FURTHER EXPLANATION: It comes down to the Rules and IP addresses the main IT org at the university set up. the 10.x.x.x IPs are never allowed access outside the university ("internal"). 129.x.x.x IP, may have firewall exceptions ("external"). If I type ipconfig (it's Windows), I see about 10 static IP addresses, half of which are 10.x.x.x, and half of which are 129.x.x.x. When the "primary" IP for the machine was a 129.x.x.x address, Coldfusion chose one of the OTHER 129.x.x.x addresses for the outgoing IP for the connection. With the "primary" IP switched to a 10.x.x.x IP, ColdFusion is choosing one of the OTHER 10.x.x.x addresses for the outgoing connection.
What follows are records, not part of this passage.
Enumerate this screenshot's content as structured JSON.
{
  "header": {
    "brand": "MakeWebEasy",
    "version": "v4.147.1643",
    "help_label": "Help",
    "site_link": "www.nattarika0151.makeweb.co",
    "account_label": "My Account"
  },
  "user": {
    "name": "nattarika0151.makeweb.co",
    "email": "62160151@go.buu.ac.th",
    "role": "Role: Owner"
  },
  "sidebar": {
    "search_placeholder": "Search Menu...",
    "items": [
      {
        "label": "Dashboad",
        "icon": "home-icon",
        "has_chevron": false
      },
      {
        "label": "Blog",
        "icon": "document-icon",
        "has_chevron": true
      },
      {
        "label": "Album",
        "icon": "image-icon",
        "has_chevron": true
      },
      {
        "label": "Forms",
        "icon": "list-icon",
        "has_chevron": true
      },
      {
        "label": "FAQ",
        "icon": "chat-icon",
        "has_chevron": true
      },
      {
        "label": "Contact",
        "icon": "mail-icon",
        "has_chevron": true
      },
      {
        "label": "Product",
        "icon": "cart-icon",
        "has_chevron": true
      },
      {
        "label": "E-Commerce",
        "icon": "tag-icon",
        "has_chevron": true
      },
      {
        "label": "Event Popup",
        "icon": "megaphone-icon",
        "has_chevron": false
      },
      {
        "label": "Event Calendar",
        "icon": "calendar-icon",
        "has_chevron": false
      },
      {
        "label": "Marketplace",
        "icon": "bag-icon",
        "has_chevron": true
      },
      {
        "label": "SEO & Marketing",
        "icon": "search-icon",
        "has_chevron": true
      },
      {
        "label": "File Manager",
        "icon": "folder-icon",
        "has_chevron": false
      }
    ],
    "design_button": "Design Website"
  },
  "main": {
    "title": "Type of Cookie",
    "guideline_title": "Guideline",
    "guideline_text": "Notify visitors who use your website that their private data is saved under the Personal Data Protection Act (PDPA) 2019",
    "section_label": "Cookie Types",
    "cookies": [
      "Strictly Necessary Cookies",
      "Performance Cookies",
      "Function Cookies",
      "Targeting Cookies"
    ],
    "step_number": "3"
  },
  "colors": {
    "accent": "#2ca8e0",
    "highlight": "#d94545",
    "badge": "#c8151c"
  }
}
My choices, as far as I can tell are 1) Switch the primary back to a 129.x.x.x for the server; 2) Move the site to a different server with a primary of 129.x.x.x, and keep other sites on the server in compliance with the new policy; 3)See if I can figure out how to control which IP Coldfusion chooses from the 10 static IPs on the server.
Our admin figured it out. We needed to add a static route to the server, so that whenever ColdFusion (or any application) tries to connect to the specific destination we were FTPing to, it goes through a specific outgoing IP address.
This was not something I was familiar with, but a quick search gives the basics: http://technet.microsoft.com/en-us/library/dd469825.aspx
You have an internal IP address and you are not sure what the external is? This sound like a network bridge issue. What you are looking for is FTP proxy or some tool that associates an externally assigned IP to an internally assigned IP for port 22 (or whatever you set your port to). Look at: http://wiki.squid-cache.org/Features/FtpGateway
FTP reverse proxy
It sounds like your IPs (even internally may not be static)...or maybe it just feels that way. Make sure your internal IP is static.
Read about FTP port forwarding: Here are some port forwarding guides.
Other keywords FTP bridge, FTP one-to-one mapping, among others.
Good luck.
I had a similar question regarding the cfmail tag:
Force cfmail tag to send from a specfic server IP address
Unfortunately, I didn't get an answer that worked. ColdFusion seems to pick (seemingly at random) which source IP address is used.